D’ailleurs, je crois savoir que c’est Yojoa qui t’a aidé à trouver ton travail actuel. Comment vous êtes-vous rencontrées ?
Oui c’est vrai, j’ai trouvé mon travail grâce à Yojoa. J’ai rencontré Emmanuelle et Amanda quand j’étais en deuxième année de l’école de commerce, à travers l’association AMIC qui entretenait un partenariat avec elles et pour laquelle je faisais du bénévolat. J’étais alors à la recherche de stages pour compléter ma formation durant laquelle il nous était vivement recommandé d’en faire. De mon côté, c’était difficile ; je n’avais pas beaucoup de réseau. Emmanuelle et Amanda m’ont permis de faire deux stages : un à BNP Paribaset un autre à la fondation Trafigura. Après ma maturité, je cherchais du travail et Emmanuelle m’a contacté pour prendre des nouvelles. En septembre 2021, j’ai donc commencé la haute école à 50% pour être en mesure de combiner école et travail. En novembre, elle m’a proposé un entretien chez Civitas Maxima, et j’y travaille en administration et comptabilité depuis.

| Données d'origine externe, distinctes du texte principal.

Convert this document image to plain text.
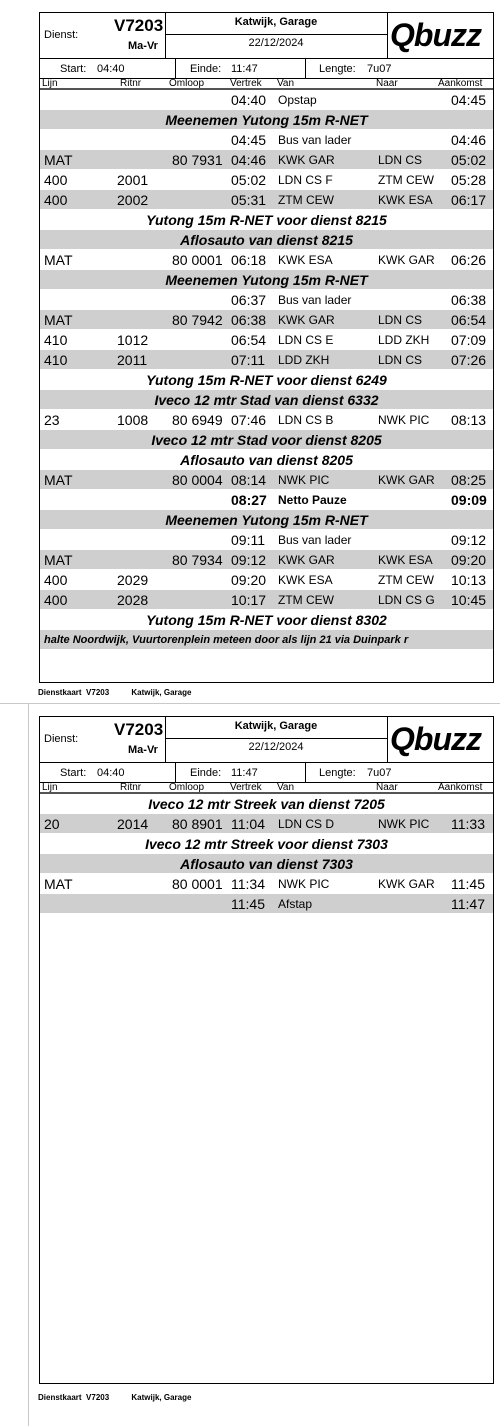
Dienst: V7203
Ma-Vr
Katwijk, Garage
22/12/2024	Qbuzz
Start: 04:40	Einde: 11:47	Lengte: 7u07
Lijn	Ritnr	Omloop	Vertrek Van	Naar	Aankomst
04:40 Opstap	04:45
Meenemen Yutong 15m R-NET
04:45 Bus van lader	04:46
MAT	80 7931 04:46 KWK GAR	LDN CS 05:02
400	2001	05:02 LDN CS F	ZTM CEW 05:28
400	2002	05:31 ZTM CEW	KWK ESA 06:17
Yutong 15m R-NET voor dienst 8215
Aflosauto van dienst 8215
MAT	80 0001 06:18 KWK ESA	KWK GAR 06:26
Meenemen Yutong 15m R-NET
06:37 Bus van lader	06:38
MAT	80 7942 06:38 KWK GAR	LDN CS 06:54
410	1012	06:54 LDN CS E	LDD ZKH 07:09
410	2011	07:11 LDD ZKH	LDN CS 07:26
Yutong 15m R-NET voor dienst 6249
Iveco 12 mtr Stad van dienst 6332
23	1008 80 6949 07:46 LDN CS B	NWK PIC 08:13
Iveco 12 mtr Stad voor dienst 8205
Aflosauto van dienst 8205
MAT	80 0004 08:14 NWK PIC	KWK GAR 08:25
08:27 Netto Pauze	09:09
Meenemen Yutong 15m R-NET
09:11 Bus van lader	09:12
MAT	80 7934 09:12 KWK GAR	KWK ESA 09:20
400	2029	09:20 KWK ESA	ZTM CEW 10:13
400	2028	10:17 ZTM CEW	LDN CS G 10:45
Yutong 15m R-NET voor dienst 8302
halte Noordwijk, Vuurtorenplein meteen door als lijn 21 via Duinpark r
Dienstkaart V7203	Katwijk, Garage
Dienst: V7203
Ma-Vr
Katwijk, Garage
22/12/2024	Qbuzz
Start: 04:40	Einde: 11:47	Lengte: 7u07
Lijn	Ritnr	Omloop	Vertrek Van	Naar	Aankomst
Iveco 12 mtr Streek van dienst 7205
20	2014 80 8901 11:04 LDN CS D	NWK PIC 11:33
Iveco 12 mtr Streek voor dienst 7303
Aflosauto van dienst 7303
MAT	80 0001 11:34 NWK PIC	KWK GAR 11:45
11:45 Afstap	11:47
Dienstkaart V7203	Katwijk, Garage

Comment se passe le travail ?
Je suis très contente et épanouie. Tout se passe bien : je parle avec tout le monde, je travaille avec un groupe d’avocat au sein d’une petite ONG donc elles et ils sont très ouvert.es et l’ambiance est familiale. Tout a été fluide depuis le départ. Le directeur est une personne incroyable et nous sommes une majorité de femmes. Elles et ils comprennent que je suis en étude et je peux arranger mon emploi du temps en fonction des examens et du temps de révision nécessaire par exemple. Je rattrape mes heures par la suite. C’est parfait pour moi.
« Quand je cherchais du travail, je voyais dans des annonces « personne francophone », « français maternel » ou encore « profil européen ». Toi tu sais que tu peux faire le travail mais tu ne corresponds pas au profil. »
De manière générale, comment tu sens-tu au niveau de ton intégration à Genève ?
Je me sens intégrée, j’ai quand même fait un tiers de ma vie ici. J’ai construit mon réseau petit à petit à travers différentes activités comme la randonnée. Mais il est vrai que ce n’est pas facile de se faire des amis en Suisse, il faut vraiment creuser, les groupes d’amis ne se mélangent pas beaucoup. La plupart de mes amis actuels sont des personnes qui sont arrivées à l’âge adulte en Suisse, d’origine très différente.
Si tu penses à tout ton parcours dans sa globalité, quels moments ont été les plus difficiles ? As-tu été confrontée à des barrières ou des préjugés ?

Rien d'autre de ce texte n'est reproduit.